Administration of the vasopressors phenylephrine, epinephrine, and norepinephrine failed to increase microcirculatory blood flow in most abdominal organs despite increased perfusion pressure and-in the case of epinephrine and norepinephrine-increased systemic blood flow. In fact, norepinephrine and epinephrine appeared to divert blood flow away from the mesenteric circulation and decrease microcirculatory blood flow in the jejunal mucosa and pancreas. Phenylephrine, on the other hand, appeared to increase blood pressure without affecting quantitative blood flow or distribution of blood flow.

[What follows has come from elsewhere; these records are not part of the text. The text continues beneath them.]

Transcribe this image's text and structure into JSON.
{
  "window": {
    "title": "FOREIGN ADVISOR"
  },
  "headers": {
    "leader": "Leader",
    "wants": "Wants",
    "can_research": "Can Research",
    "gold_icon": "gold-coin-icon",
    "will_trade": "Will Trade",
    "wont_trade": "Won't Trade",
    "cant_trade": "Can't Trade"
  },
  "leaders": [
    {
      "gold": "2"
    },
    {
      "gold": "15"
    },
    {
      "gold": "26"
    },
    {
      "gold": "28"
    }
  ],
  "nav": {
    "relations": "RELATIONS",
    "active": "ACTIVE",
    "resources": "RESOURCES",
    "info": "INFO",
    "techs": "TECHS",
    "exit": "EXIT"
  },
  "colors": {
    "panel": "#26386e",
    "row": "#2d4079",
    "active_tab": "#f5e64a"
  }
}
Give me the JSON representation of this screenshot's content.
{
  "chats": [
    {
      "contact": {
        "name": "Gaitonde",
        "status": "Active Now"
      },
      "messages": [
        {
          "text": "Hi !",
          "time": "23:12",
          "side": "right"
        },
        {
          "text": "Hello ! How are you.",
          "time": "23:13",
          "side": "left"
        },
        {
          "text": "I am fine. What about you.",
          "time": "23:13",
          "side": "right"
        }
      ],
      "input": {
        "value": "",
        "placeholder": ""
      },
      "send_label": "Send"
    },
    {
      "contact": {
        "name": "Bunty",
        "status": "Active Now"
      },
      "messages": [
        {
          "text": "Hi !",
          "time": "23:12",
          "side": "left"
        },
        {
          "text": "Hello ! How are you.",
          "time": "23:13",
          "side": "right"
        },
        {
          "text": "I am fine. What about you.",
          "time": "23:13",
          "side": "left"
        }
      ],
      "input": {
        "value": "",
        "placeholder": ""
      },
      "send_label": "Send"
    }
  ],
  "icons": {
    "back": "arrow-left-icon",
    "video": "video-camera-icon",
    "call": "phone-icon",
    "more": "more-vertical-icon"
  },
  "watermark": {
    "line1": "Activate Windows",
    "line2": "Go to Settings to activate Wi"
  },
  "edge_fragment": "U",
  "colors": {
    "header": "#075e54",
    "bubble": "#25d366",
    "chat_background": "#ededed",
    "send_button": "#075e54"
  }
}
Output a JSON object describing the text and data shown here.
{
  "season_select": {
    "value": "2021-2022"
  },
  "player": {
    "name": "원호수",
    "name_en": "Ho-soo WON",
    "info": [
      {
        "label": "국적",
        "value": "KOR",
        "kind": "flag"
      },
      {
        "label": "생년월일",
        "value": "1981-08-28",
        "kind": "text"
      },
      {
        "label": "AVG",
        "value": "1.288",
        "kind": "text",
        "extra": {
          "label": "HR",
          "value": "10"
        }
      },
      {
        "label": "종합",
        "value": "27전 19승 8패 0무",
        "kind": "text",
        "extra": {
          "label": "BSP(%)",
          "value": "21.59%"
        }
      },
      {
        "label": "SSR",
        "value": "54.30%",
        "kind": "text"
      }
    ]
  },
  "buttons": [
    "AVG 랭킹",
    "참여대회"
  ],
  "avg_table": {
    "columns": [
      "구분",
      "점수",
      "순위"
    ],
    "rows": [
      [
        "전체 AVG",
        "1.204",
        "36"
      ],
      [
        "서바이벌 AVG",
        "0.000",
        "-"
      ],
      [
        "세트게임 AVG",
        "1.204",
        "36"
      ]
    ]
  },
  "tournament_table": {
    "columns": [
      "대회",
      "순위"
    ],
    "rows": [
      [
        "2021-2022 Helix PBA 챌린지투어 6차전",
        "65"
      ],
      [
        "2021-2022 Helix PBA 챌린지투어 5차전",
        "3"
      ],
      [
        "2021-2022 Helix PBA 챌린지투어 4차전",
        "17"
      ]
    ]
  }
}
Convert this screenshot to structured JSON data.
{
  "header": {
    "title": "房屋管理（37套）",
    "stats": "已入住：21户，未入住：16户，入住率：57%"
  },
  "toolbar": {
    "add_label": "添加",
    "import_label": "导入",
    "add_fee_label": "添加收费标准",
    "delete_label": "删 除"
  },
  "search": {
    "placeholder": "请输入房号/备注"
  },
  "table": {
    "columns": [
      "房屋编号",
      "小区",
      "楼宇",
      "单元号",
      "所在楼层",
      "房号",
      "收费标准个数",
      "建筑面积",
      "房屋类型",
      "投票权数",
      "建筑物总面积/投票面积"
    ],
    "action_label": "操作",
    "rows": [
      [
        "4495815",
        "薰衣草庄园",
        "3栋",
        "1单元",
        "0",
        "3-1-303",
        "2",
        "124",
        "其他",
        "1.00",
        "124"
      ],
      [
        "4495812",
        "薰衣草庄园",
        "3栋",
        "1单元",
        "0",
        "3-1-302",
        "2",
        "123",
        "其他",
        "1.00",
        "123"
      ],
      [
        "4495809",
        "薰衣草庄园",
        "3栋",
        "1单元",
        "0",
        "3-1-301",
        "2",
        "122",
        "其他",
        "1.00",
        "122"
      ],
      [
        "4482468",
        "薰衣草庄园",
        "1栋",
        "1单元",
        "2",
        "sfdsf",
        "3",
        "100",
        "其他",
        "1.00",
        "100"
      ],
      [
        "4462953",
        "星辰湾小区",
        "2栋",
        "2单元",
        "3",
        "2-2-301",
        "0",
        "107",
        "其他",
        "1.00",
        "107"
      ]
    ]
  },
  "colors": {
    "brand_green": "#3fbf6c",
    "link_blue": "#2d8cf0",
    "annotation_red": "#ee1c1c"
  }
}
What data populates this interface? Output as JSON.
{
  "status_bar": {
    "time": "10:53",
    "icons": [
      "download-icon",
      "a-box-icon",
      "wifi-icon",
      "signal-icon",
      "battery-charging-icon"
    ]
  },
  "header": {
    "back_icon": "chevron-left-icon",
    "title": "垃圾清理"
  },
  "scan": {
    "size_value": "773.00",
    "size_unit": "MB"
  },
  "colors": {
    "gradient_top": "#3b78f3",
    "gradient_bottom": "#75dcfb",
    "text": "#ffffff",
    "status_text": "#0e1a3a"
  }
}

在脓毒症中使用血管升压药治疗低血压可能会对胃肠道的微循环血流产生不良影响。本研究的目的是测量临床实践中常用的三种血管升压药对脓毒症时多个腹部器官微循环血流的影响。
随机顺序、交叉设计。
大学实验室。
八只镇静并机械通气的猪。
使猪暴露于粪便性腹膜炎诱导的感染性休克。使用超声渡越时间血流仪测量肠系膜动脉血流。使用多通道激光多普勒血流仪测量胃、空肠和结肠黏膜、空肠肌层、胰腺、肝脏和肾脏的微循环血流。每只动物接受持续静脉输注肾上腺素、去甲肾上腺素和去氧肾上腺素,剂量使平均动脉压升高20%。每种药物输注后让动物恢复60分钟再开始下一种药物输注。
在输注肾上腺素(0.8±0.2微克/千克/小时)期间,平均动脉压从66±5毫米汞柱升至83±5毫米汞柱,心脏指数增加43±9%。去甲肾上腺素(0.7±0.3微克/千克/小时)使平均动脉压从70±4毫米汞柱升至87±5毫米汞柱,心脏指数增加41±8%。两种药物均导致肠系膜上动脉血流显著减少(分别为11±4%,p<0.05;26±6%,p<0.01),空肠黏膜微循环血流显著减少(分别为21±5%,p<0.01;23±3%,p<0.01),胰腺微循环血流也减少(分别为16±3%,p<0.05;8±3%,无显著差异)。输注去氧肾上腺素(3.1±1.0微克/千克/分钟)使平均动脉压从69±5毫米汞柱升至85±6毫米汞柱,但除空肠肌层血流增加30%(p<0.0)外,对全身、局部或微循环血流均无影响。
尽管灌注压升高,且肾上腺素和去甲肾上腺素能增加全身血流,但给予血管升压药去氧肾上腺素、肾上腺素和去甲肾上腺素未能增加大多数腹部器官的微循环血流。事实上,去甲肾上腺素和肾上腺素似乎使血流从肠系膜循环分流,减少空肠黏膜和胰腺的微循环血流。另一方面,去氧肾上腺素似乎能升高血压而不影响血流量或血流分布。